Chapters
This textbook is organized into 17 chapters covering 380 concepts.
Chapter Overview
- Foundations of Ecology - This chapter introduces the core vocabulary and foundational science concepts that underpin all of ecology.
- Ecosystems and Biomes - This chapter surveys the major terrestrial and aquatic biomes on Earth and examines the structural organization of ecosystems.
- Energy Flow in Ecosystems - This chapter examines how energy enters, moves through, and exits ecosystems.
- Biogeochemical Cycles - This chapter traces how matter cycles through Earth's living and nonliving systems.
- Species Interactions - This chapter explores the ecological relationships between organisms, from predation and competition to mutualism and parasitism.
- Biodiversity and Ecosystem Services - This chapter examines biodiversity at the species and ecosystem levels, and the essential services that healthy ecosystems provide to humans.
- Population Ecology - This chapter covers how populations grow, stabilize, and decline, from single-species models to human demographic patterns.
- Earth Systems and Resources - This chapter examines the physical foundations of ecology: how plate tectonics shapes habitats, how soils form and erode, how the atmosphere drives weather patterns, and how solar radiation creates climate zones.
- Sustainability and Energy Resources - This chapter introduces the concept of sustainability and surveys the full spectrum of energy resources available to human civilization.
- Land and Water Use - This chapter examines how humans use land and water resources and the ecological consequences of those choices.
- Atmospheric Pollution - This chapter covers the sources, chemistry, and health effects of air pollution.
- Water and Land Pollution - This chapter examines water and land pollution, from nutrient runoff and eutrophication to persistent organic pollutants and bioaccumulation.
- Systems Thinking - This chapter develops the thinking tools that ecologists use to understand complex, interconnected systems.
- Scientific Literacy - This chapter builds the skills students need to evaluate scientific claims.

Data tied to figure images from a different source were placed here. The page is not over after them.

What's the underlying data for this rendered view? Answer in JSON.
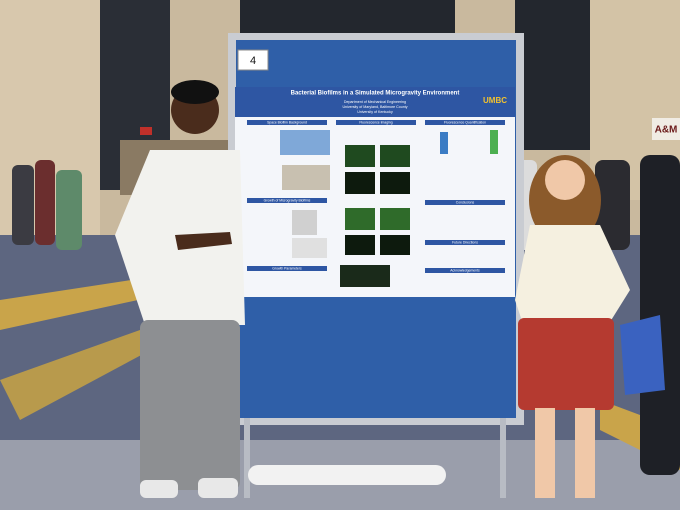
{
  "sign": {
    "number": "4"
  },
  "poster": {
    "title": "Bacterial Biofilms in a Simulated Microgravity Environment",
    "logo": "UMBC",
    "affiliations": [
      "Department of Mechanical Engineering",
      "University of Maryland, Baltimore County",
      "University of Kentucky"
    ],
    "sections": [
      "Space Biofilm Background",
      "Fluorescence Imaging",
      "Fluorescence Quantification",
      "Growth of Microgravity Biofilms",
      "Conclusions",
      "Growth Parameters",
      "Future Directions",
      "Acknowledgements"
    ]
  },
  "background_sign": "A&M"
}
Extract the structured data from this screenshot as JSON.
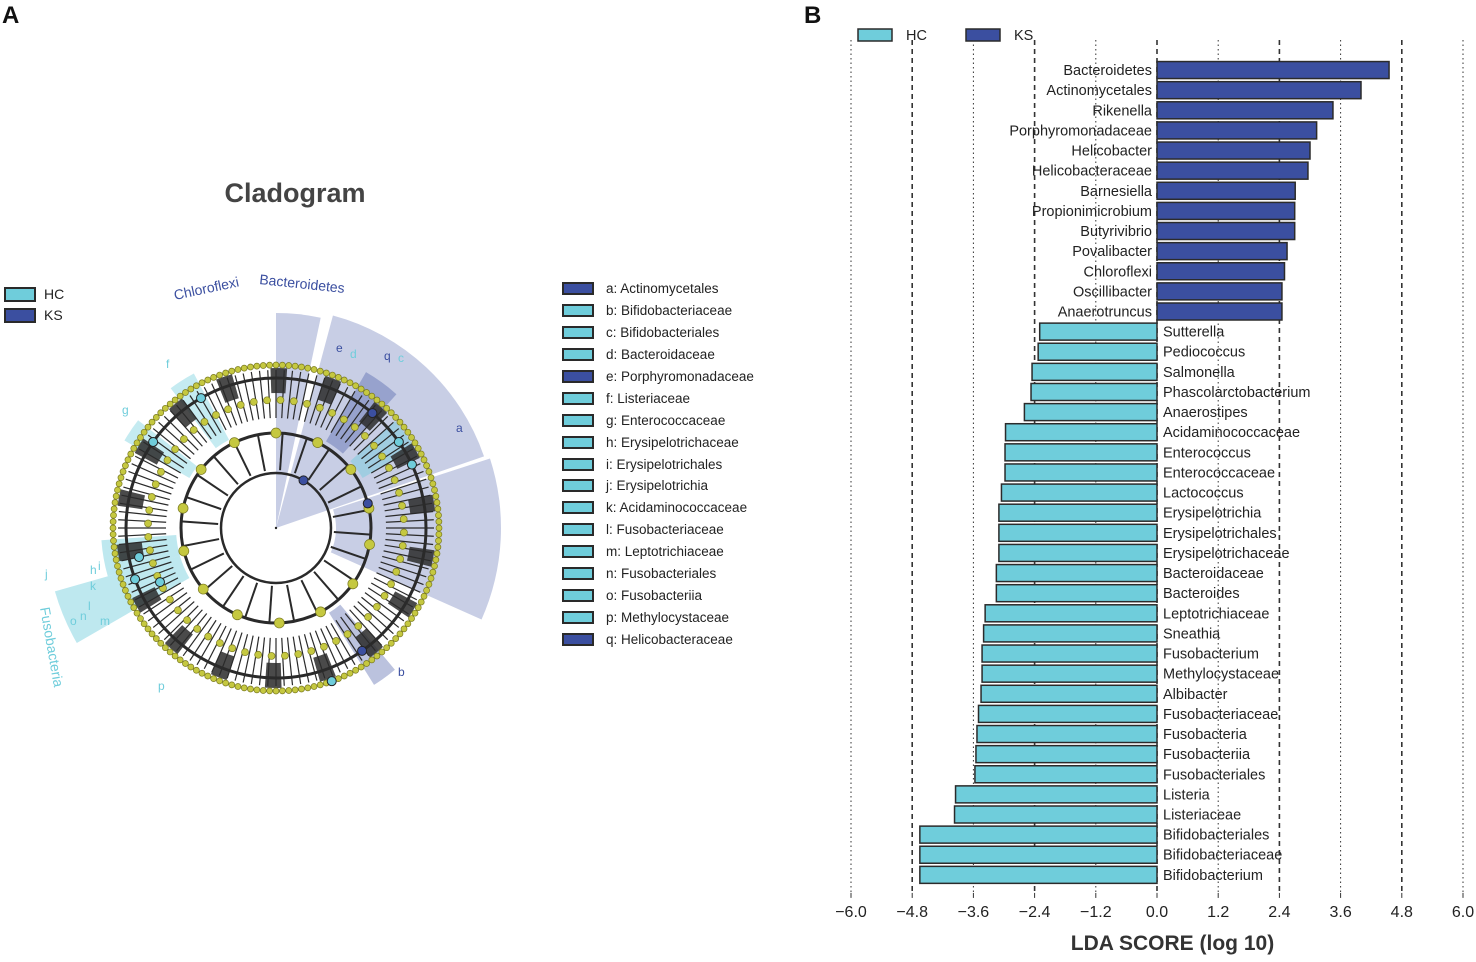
{
  "panel_a_label": "A",
  "panel_b_label": "B",
  "colors": {
    "hc": "#6fcddb",
    "ks": "#3b4fa0",
    "node": "#c5c840",
    "edge": "#2a2a2a"
  },
  "cladogram": {
    "title": "Cladogram",
    "legend": [
      {
        "label": "HC",
        "group": "hc"
      },
      {
        "label": "KS",
        "group": "ks"
      }
    ],
    "highlight_labels": [
      "Chloroflexi",
      "Bacteroidetes",
      "Fusobacteria"
    ],
    "node_letters": [
      "a",
      "b",
      "c",
      "d",
      "e",
      "f",
      "g",
      "h",
      "i",
      "j",
      "k",
      "l",
      "m",
      "n",
      "o",
      "p",
      "q"
    ],
    "key": [
      {
        "label": "a: Actinomycetales",
        "group": "ks"
      },
      {
        "label": "b: Bifidobacteriaceae",
        "group": "hc"
      },
      {
        "label": "c: Bifidobacteriales",
        "group": "hc"
      },
      {
        "label": "d: Bacteroidaceae",
        "group": "hc"
      },
      {
        "label": "e: Porphyromonadaceae",
        "group": "ks"
      },
      {
        "label": "f: Listeriaceae",
        "group": "hc"
      },
      {
        "label": "g: Enterococcaceae",
        "group": "hc"
      },
      {
        "label": "h: Erysipelotrichaceae",
        "group": "hc"
      },
      {
        "label": "i: Erysipelotrichales",
        "group": "hc"
      },
      {
        "label": "j: Erysipelotrichia",
        "group": "hc"
      },
      {
        "label": "k: Acidaminococcaceae",
        "group": "hc"
      },
      {
        "label": "l: Fusobacteriaceae",
        "group": "hc"
      },
      {
        "label": "m: Leptotrichiaceae",
        "group": "hc"
      },
      {
        "label": "n: Fusobacteriales",
        "group": "hc"
      },
      {
        "label": "o: Fusobacteriia",
        "group": "hc"
      },
      {
        "label": "p: Methylocystaceae",
        "group": "hc"
      },
      {
        "label": "q: Helicobacteraceae",
        "group": "ks"
      }
    ]
  },
  "chart_data": {
    "type": "bar",
    "orientation": "horizontal",
    "title": "",
    "xlabel": "LDA SCORE (log 10)",
    "ylabel": "",
    "xlim": [
      -6.0,
      6.0
    ],
    "xticks": [
      "−6.0",
      "−4.8",
      "−3.6",
      "−2.4",
      "−1.2",
      "0.0",
      "1.2",
      "2.4",
      "3.6",
      "4.8",
      "6.0"
    ],
    "grid": true,
    "legend_position": "top-left",
    "series": [
      {
        "name": "HC",
        "color": "#6fcddb"
      },
      {
        "name": "KS",
        "color": "#3b4fa0"
      }
    ],
    "bars": [
      {
        "label": "Bacteroidetes",
        "value": 4.55,
        "group": "KS"
      },
      {
        "label": "Actinomycetales",
        "value": 4.0,
        "group": "KS"
      },
      {
        "label": "Rikenella",
        "value": 3.45,
        "group": "KS"
      },
      {
        "label": "Porphyromonadaceae",
        "value": 3.13,
        "group": "KS"
      },
      {
        "label": "Helicobacter",
        "value": 3.0,
        "group": "KS"
      },
      {
        "label": "Helicobacteraceae",
        "value": 2.96,
        "group": "KS"
      },
      {
        "label": "Barnesiella",
        "value": 2.71,
        "group": "KS"
      },
      {
        "label": "Propionimicrobium",
        "value": 2.7,
        "group": "KS"
      },
      {
        "label": "Butyrivibrio",
        "value": 2.7,
        "group": "KS"
      },
      {
        "label": "Povalibacter",
        "value": 2.55,
        "group": "KS"
      },
      {
        "label": "Chloroflexi",
        "value": 2.5,
        "group": "KS"
      },
      {
        "label": "Oscillibacter",
        "value": 2.45,
        "group": "KS"
      },
      {
        "label": "Anaerotruncus",
        "value": 2.45,
        "group": "KS"
      },
      {
        "label": "Sutterella",
        "value": -2.3,
        "group": "HC"
      },
      {
        "label": "Pediococcus",
        "value": -2.33,
        "group": "HC"
      },
      {
        "label": "Salmonella",
        "value": -2.45,
        "group": "HC"
      },
      {
        "label": "Phascolarctobacterium",
        "value": -2.47,
        "group": "HC"
      },
      {
        "label": "Anaerostipes",
        "value": -2.6,
        "group": "HC"
      },
      {
        "label": "Acidaminococcaceae",
        "value": -2.97,
        "group": "HC"
      },
      {
        "label": "Enterococcus",
        "value": -2.98,
        "group": "HC"
      },
      {
        "label": "Enterococcaceae",
        "value": -2.98,
        "group": "HC"
      },
      {
        "label": "Lactococcus",
        "value": -3.05,
        "group": "HC"
      },
      {
        "label": "Erysipelotrichia",
        "value": -3.1,
        "group": "HC"
      },
      {
        "label": "Erysipelotrichales",
        "value": -3.1,
        "group": "HC"
      },
      {
        "label": "Erysipelotrichaceae",
        "value": -3.1,
        "group": "HC"
      },
      {
        "label": "Bacteroidaceae",
        "value": -3.15,
        "group": "HC"
      },
      {
        "label": "Bacteroides",
        "value": -3.15,
        "group": "HC"
      },
      {
        "label": "Leptotrichiaceae",
        "value": -3.37,
        "group": "HC"
      },
      {
        "label": "Sneathia",
        "value": -3.4,
        "group": "HC"
      },
      {
        "label": "Fusobacterium",
        "value": -3.43,
        "group": "HC"
      },
      {
        "label": "Methylocystaceae",
        "value": -3.43,
        "group": "HC"
      },
      {
        "label": "Albibacter",
        "value": -3.45,
        "group": "HC"
      },
      {
        "label": "Fusobacteriaceae",
        "value": -3.5,
        "group": "HC"
      },
      {
        "label": "Fusobacteria",
        "value": -3.53,
        "group": "HC"
      },
      {
        "label": "Fusobacteriia",
        "value": -3.55,
        "group": "HC"
      },
      {
        "label": "Fusobacteriales",
        "value": -3.57,
        "group": "HC"
      },
      {
        "label": "Listeria",
        "value": -3.95,
        "group": "HC"
      },
      {
        "label": "Listeriaceae",
        "value": -3.97,
        "group": "HC"
      },
      {
        "label": "Bifidobacteriales",
        "value": -4.65,
        "group": "HC"
      },
      {
        "label": "Bifidobacteriaceae",
        "value": -4.65,
        "group": "HC"
      },
      {
        "label": "Bifidobacterium",
        "value": -4.65,
        "group": "HC"
      }
    ]
  }
}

- Global Climate Change - This chapter addresses the science of global climate change, from the greenhouse effect and ozone depletion to ocean warming, acidification, and sea level rise.
- Biodiversity Loss and Policy - This chapter examines the causes of biodiversity loss and the policy frameworks designed to prevent extinction.
- Evaluating Environmental Claims - This capstone chapter applies all prior knowledge to the practical challenge of evaluating environmental claims encountered in social media, news, and everyday life.
How to Use This Textbook
Chapters are ordered so that prerequisite concepts always appear before the concepts that depend on them. You can follow the chapters in order for a complete learning path, or use the learning graph viewer to find specific concepts and identify which chapters you need to complete first.
Note: Each chapter includes a list of concepts covered. Make sure to complete prerequisites before moving to advanced chapters.